= Antoine Marguier =

Antoine Marguier is a Swiss-French orchestra conductor and pedagogue.

== Biography ==

Antoine Marguier was born in 1969 in Switzerland and started his career as solo clarinet under the direction of Claudio Abbado in the European Union Youth Orchestra and Gustav Mahler Jugendorchester.

==Orchestras==

Marguier has led such orchestras as the Orchestre de la Suisse Romande, Orchestre philharmonique de Strasbourg, the Swiss Musical Youth Orchestra and the Lausanne Chamber Orchestra, among others.

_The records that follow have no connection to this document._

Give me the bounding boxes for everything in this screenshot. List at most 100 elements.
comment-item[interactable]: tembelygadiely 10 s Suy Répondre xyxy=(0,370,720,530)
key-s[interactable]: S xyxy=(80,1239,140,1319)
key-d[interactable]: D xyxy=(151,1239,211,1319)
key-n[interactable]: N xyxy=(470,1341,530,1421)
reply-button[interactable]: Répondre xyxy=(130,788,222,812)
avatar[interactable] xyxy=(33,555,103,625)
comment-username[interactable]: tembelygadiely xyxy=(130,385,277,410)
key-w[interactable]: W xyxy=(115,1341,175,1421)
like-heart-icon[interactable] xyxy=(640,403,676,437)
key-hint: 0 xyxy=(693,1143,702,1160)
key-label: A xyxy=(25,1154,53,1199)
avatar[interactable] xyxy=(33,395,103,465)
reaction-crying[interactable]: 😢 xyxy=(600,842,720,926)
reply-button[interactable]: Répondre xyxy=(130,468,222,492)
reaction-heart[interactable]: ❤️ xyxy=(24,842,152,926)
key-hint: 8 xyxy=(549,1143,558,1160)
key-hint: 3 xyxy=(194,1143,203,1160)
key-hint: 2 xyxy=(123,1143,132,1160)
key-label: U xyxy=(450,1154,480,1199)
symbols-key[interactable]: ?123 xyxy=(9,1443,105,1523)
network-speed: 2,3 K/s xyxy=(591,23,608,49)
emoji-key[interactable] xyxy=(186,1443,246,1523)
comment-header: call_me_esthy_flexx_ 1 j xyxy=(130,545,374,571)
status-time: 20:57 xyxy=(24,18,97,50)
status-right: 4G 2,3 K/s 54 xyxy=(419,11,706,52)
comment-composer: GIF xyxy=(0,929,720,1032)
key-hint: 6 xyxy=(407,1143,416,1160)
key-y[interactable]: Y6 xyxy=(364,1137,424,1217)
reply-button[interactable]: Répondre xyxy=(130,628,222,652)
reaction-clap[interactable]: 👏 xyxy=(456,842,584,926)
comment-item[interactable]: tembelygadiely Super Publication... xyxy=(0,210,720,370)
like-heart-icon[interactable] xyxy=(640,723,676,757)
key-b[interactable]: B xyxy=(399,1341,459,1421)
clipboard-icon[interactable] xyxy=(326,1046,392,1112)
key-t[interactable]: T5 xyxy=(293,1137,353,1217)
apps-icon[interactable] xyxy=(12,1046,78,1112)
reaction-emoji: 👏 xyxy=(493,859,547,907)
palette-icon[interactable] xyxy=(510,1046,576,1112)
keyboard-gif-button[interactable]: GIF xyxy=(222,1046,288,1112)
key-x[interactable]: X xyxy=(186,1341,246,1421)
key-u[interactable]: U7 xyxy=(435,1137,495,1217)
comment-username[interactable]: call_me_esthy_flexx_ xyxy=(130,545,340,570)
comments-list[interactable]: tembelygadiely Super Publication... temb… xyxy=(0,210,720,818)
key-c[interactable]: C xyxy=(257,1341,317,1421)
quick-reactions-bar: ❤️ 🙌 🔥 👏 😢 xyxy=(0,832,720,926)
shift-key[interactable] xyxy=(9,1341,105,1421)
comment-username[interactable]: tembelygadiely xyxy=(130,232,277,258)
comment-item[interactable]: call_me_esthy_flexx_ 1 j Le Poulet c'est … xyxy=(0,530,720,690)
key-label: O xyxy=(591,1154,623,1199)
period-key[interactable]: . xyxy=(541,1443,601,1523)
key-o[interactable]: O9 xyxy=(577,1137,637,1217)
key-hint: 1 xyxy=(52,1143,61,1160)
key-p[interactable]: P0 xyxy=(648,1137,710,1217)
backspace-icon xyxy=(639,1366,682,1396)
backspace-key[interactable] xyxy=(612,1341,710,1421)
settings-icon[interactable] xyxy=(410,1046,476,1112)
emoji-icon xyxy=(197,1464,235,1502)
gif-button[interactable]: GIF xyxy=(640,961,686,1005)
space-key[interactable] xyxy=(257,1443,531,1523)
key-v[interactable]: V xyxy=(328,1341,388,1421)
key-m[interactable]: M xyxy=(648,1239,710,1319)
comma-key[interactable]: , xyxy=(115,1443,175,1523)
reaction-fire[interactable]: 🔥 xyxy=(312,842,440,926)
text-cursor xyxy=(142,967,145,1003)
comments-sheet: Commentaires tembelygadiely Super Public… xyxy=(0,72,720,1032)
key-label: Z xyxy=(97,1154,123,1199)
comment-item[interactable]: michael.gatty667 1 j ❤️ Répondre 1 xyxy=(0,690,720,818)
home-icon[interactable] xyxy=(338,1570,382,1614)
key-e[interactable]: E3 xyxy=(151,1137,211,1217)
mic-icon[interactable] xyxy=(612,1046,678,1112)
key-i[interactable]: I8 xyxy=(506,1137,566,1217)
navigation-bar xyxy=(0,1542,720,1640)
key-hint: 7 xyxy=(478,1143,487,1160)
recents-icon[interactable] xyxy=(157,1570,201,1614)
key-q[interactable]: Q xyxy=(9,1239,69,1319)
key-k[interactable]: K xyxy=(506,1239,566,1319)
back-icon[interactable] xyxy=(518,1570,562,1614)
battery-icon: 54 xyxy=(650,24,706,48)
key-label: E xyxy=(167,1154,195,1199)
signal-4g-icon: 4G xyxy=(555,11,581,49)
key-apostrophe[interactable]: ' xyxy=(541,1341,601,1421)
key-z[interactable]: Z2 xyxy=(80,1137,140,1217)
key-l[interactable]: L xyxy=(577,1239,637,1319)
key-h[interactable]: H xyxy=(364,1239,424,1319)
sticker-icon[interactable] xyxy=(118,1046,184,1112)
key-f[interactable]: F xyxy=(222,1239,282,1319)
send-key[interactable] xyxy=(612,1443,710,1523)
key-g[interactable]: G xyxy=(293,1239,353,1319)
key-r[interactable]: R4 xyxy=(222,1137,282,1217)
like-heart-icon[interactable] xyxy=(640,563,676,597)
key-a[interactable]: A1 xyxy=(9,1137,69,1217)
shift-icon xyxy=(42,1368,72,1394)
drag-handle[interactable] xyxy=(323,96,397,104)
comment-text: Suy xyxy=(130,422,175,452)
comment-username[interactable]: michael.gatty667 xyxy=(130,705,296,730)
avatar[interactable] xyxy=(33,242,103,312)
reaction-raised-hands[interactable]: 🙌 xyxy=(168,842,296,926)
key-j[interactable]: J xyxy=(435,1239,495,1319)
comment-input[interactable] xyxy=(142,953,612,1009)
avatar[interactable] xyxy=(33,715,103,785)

His most recent invitations have included subscription concerts with the Orchestre Symphonique et Lyrique de Nancy, where he led performances of Bruckner's Sixth Symphony, and with the Orchestre National de Lyon. Other recent appearances have included concerts with the Nizaa Symphony Orchestra in Tokyo, the KZN Philharmonic Orchestra in Durban, and the Lausanne Sinfonietta on its 2007 China tour. In August 2009, Marguier returned to China, this time conducting the orchestra of Geneva's Haute Ecole de Musique, during an official visit of the country. In September 2009, he conducted Amsterdam's AskolSchönberg Ensemble in Belgium, France and the Netherlands, in an operatic premiere produced by the Théâtre de la Monnaie.

Marguier served as artistic and music director of the Orchestre à Cordes du Pays de Gex from 1996 to 2005. He has occupied the same positions with the Orchestre Saint-Pierre-Fusterie in Geneva since 1998 and the Geneva Conservatoire Orchestra since 2007. He is also founder and music director of the Orchestre des Nations in Geneva, which made its debut in 2019.

==Guest conductor==

Since his critical success conducting Stravinsky's Histoire du soldat (as staged by Omar Porras in 2003 and 2004), he has been a regular guest conductor with Geneva's leading contemporary group, the Ensemble Contrechamps, including a tribute to composer Gyorgi Ligeti at the Cully Jazz Festival in collaboration with the pianist Malcolm Braff. Over the last years, he conducted the Orchestre de l'Opéra de Marseille as part of its "Forbidden Music" Festival, honoring composers who were victims of the Nazi regime during the Second World War. In June 2006, Marguier opened the Geneva Summer Music Festival in a concert by the Orchestre de chambre de Genève (Geneva Chamber Orchestra) and, in September 2006, he was guest conductor of the Ensemble Paul Klee in Bern.

Antoine Marguier is Professor of chamber music at the Haute École de Musique and Music Director of the university's Orchestre du Conservatoire. Under his baton, he premiered two operas for younger audiences composed by Robert Clerc: Un Opéra dans le potager and À l'Ombre du grand arbre. Marguier is also music director and co-founder, with comedian Joan Mompart, of the Compagnie du Rossignol, which brings together principal players from the Orchestre de la Suisse Romande with actors in educational concerts and tours.

==Early career==

A semi-finalist in the Besançon International Conducting Competition in 2001, Antoine Marguier studied orchestral conducting with James Levine, Kurt Masur (Verbier Music Festival), David Zinman (Aspen Music Festival, USA) and Roberto Benzi. Marguier served as assistant conductor to Jesús López-Cobos with the French Youth Orchestra for two seasons.

Antoine Marguier performed as an orchestral instrumentalist for two decades at the highest international level. From this position, he had the benefit of observing and working with many of the greatest living conductors, such as Claudio Abbado at the Gustav Mahler Jugend Orchester. At the age of 22, he was selected by Armin Jordan to become a permanent member of Orchestre de la Suisse Romande. In December 2006, Marguier was the appropriate choice to lead that orchestra in the opening of a memorial concert to his mentor Jordan at Geneva's Grand Théâtre.

After having seen Antoine Marguier conduct a Bruckner symphony, Marek Janowski was unequivocal in his support and encouragement and urged Marguier to leave his position with Orchestre de la Suisse Romande, in order to be able to fully devote himself to his conducting career. Antoine Marguier left the orchestra in June 2009, following 10 years of balancing his dual careers as instrumentalist and conductor.